Simple enough, isn’t it?

the case of GraphQL subscriptions

With the current graphql-subscriptions implementation, you have only one chance to setup a subscription context with the onOperation callback. Which means you can only create the dataloaders you need once, when the subscription is made. Because dataloader acts as a cache, it won’t even try to refetch data it already fetched in a previous subscription query execution.

To illustrate the issue: let’s assume you’ve subscribed in such way:

subscribe UserUpdates {
  userUpdated {
    id
    address {
      id
      streetName
    }
  }
}

You update the user a first time, the address is resolved and cached. Somehow the address is updated. Now you update the user another time: as it was cached, the initial version of the address a would be returned. Shame 🔔.

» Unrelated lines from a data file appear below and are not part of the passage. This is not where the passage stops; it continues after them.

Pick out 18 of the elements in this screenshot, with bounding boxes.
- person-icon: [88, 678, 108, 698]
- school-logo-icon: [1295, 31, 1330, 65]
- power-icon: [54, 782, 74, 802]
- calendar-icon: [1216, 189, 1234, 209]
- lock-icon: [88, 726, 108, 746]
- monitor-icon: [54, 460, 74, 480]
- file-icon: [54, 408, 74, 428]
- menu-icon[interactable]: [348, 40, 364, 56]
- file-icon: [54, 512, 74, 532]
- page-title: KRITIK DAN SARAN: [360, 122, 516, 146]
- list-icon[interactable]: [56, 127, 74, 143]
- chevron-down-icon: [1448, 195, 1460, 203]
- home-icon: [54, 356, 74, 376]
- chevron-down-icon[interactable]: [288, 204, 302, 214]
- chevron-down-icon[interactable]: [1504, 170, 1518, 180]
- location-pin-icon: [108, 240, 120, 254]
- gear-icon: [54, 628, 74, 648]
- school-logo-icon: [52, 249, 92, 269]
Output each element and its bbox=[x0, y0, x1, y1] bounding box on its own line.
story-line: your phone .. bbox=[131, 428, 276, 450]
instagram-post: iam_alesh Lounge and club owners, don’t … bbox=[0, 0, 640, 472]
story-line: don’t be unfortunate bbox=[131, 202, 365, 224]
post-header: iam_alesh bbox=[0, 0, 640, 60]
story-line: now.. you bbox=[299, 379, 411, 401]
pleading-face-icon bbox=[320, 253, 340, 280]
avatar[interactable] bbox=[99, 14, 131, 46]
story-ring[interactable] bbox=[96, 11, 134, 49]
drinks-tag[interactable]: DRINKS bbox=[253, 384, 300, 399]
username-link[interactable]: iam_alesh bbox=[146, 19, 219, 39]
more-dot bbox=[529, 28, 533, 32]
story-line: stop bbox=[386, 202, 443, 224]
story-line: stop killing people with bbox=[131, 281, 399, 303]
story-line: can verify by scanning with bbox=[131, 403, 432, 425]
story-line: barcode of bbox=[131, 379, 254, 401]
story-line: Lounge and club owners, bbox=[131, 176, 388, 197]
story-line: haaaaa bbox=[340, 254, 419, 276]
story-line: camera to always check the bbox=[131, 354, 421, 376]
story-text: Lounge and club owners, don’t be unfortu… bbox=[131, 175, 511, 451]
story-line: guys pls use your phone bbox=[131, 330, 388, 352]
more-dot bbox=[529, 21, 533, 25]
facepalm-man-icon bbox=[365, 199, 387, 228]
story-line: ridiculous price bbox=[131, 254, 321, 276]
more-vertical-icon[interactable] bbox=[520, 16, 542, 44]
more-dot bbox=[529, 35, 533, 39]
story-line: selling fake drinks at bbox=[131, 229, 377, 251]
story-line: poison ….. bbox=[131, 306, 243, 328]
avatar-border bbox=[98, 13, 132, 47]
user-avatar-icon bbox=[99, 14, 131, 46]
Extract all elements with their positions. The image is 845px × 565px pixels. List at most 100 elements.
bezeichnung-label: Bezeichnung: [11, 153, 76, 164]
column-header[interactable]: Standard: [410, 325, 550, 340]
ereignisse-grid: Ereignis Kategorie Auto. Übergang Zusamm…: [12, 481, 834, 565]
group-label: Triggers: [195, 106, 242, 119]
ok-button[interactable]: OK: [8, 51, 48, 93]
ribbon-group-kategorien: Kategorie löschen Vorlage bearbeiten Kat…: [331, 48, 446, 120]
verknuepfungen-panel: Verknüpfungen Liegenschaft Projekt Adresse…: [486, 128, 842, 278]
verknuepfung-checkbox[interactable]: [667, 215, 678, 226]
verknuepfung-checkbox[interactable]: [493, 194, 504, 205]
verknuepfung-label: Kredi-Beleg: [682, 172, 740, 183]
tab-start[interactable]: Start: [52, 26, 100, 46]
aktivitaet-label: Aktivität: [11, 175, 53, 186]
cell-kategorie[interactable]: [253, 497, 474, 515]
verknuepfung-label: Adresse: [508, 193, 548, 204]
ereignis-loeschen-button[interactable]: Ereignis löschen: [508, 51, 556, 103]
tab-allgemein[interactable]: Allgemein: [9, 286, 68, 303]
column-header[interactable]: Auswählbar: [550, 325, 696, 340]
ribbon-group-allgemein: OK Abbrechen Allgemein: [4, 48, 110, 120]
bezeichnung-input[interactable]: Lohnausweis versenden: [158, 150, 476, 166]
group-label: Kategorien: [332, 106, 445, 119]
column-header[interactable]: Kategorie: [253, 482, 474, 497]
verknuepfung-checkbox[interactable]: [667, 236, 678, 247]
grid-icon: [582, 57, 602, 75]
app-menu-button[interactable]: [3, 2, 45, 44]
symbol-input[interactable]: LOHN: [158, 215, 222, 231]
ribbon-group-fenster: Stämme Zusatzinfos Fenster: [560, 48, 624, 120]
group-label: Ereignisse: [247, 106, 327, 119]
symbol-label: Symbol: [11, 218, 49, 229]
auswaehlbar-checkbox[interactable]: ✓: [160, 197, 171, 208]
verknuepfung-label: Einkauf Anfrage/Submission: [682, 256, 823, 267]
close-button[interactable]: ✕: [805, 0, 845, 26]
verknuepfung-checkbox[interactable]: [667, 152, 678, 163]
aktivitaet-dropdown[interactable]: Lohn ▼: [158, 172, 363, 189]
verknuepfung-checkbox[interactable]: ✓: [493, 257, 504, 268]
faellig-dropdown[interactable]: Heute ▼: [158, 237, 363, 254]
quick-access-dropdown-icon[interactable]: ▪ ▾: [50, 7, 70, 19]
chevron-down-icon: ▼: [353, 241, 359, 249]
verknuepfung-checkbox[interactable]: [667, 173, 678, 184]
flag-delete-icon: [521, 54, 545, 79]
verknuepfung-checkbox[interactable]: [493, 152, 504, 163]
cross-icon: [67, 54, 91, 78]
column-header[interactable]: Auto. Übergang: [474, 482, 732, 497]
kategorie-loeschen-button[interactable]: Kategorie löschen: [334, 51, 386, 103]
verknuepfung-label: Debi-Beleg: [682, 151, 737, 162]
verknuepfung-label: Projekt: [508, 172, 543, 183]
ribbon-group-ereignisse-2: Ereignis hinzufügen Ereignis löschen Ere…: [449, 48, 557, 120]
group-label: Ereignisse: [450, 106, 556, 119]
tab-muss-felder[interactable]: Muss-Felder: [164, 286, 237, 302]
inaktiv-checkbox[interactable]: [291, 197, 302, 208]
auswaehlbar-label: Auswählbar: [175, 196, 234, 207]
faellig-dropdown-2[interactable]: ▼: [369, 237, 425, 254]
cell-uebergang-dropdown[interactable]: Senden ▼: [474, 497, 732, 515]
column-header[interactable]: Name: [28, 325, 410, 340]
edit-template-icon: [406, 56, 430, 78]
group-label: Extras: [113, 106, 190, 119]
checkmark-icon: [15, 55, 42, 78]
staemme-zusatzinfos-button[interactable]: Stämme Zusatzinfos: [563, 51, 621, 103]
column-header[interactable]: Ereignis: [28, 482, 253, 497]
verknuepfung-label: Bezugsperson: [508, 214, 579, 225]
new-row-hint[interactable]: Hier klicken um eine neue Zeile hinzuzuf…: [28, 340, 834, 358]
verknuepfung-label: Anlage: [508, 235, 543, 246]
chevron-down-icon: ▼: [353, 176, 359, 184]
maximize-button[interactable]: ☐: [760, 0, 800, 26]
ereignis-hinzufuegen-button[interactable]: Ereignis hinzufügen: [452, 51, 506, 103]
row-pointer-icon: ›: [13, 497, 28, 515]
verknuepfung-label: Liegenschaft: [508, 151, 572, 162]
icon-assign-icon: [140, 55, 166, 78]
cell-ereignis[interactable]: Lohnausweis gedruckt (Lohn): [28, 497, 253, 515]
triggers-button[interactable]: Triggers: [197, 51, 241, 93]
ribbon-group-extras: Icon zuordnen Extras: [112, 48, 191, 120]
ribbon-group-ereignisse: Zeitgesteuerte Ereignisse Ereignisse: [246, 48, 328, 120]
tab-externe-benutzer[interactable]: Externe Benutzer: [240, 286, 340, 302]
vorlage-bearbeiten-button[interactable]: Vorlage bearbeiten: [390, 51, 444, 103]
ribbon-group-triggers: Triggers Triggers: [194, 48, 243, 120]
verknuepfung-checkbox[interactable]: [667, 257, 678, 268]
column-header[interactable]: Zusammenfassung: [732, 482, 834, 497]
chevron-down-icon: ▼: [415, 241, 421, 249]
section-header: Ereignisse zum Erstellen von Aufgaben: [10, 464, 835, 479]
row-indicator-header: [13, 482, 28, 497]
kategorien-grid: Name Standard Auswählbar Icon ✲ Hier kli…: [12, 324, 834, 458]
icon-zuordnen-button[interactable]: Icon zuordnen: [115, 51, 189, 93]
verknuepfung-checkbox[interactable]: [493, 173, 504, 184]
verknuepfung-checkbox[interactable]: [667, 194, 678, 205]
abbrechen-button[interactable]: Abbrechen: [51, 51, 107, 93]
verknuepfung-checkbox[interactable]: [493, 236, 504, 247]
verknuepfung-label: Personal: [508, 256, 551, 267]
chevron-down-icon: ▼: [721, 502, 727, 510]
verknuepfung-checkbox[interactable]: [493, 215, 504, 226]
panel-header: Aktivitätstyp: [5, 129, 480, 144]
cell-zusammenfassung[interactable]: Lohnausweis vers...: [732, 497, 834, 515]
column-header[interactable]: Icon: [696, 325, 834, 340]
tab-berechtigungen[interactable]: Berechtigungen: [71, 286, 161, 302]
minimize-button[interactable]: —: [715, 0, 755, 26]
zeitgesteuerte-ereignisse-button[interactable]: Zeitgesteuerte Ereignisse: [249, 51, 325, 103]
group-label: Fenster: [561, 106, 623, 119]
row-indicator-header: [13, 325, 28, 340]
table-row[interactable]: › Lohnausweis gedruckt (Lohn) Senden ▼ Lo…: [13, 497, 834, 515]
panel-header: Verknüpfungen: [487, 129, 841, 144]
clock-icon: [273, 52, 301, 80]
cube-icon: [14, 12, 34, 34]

a twisty but deceptively simple solution

Ideally, we’d love to be able to create a new dataloader everytime a query is made but that’s not possible yet.

We could also disable the caching, which dataloader let’s you do super easily:

new Dataloader(resolveBatchFunction, { cache: false })

The problem is that it also disable de-duping of similar ids.

We’ve found a solution within the dataloader documentation but it wasn’t exposed as a solution to the subscriptions case. The solution is to manually clear the cache everytime a batch is resolved using the dataloader.clearAll() function.

With the help of a simple helper, you can set that up quite easily:

function makeSelfClearingDataloader(resolveBatchFunction) {
  const dataloader = new DataLoader((ids) => {
    dataloader.clearAll()
    return resolveBatchFunction(ids)
  })
  return dataloader
}

Now we update our context creating function:

function createRequestContext() {
  return {
    dataloaders: {
      addresses: makeSelfClearingDataloader((addressIds) => {
        return db.addresses.fetchManyFromIds(addressIds)
      })
    }
  }
}

Done!

Now the cache we’ll be cleared before the batch is resolved so further calls to load will be resolved on their own instead of using the result of the batch that is about to be resolved.

it means nothing without a few metrics

Unmeasured optimisation have no sense, we should never rely on guts feelings. So here is a single measure that’ll easily prove the value of dataloader:

In our API, we tested the impact on a query returning roughly 400 items (so 400+1 requests). Without dataloader: 20 seconds. With dataloader: 200ms. While 200ms isn’t amazing, it’s not that bad for a 400 items list but the ratio is what matters: 100x improvement is what we are looking at. Proof is given.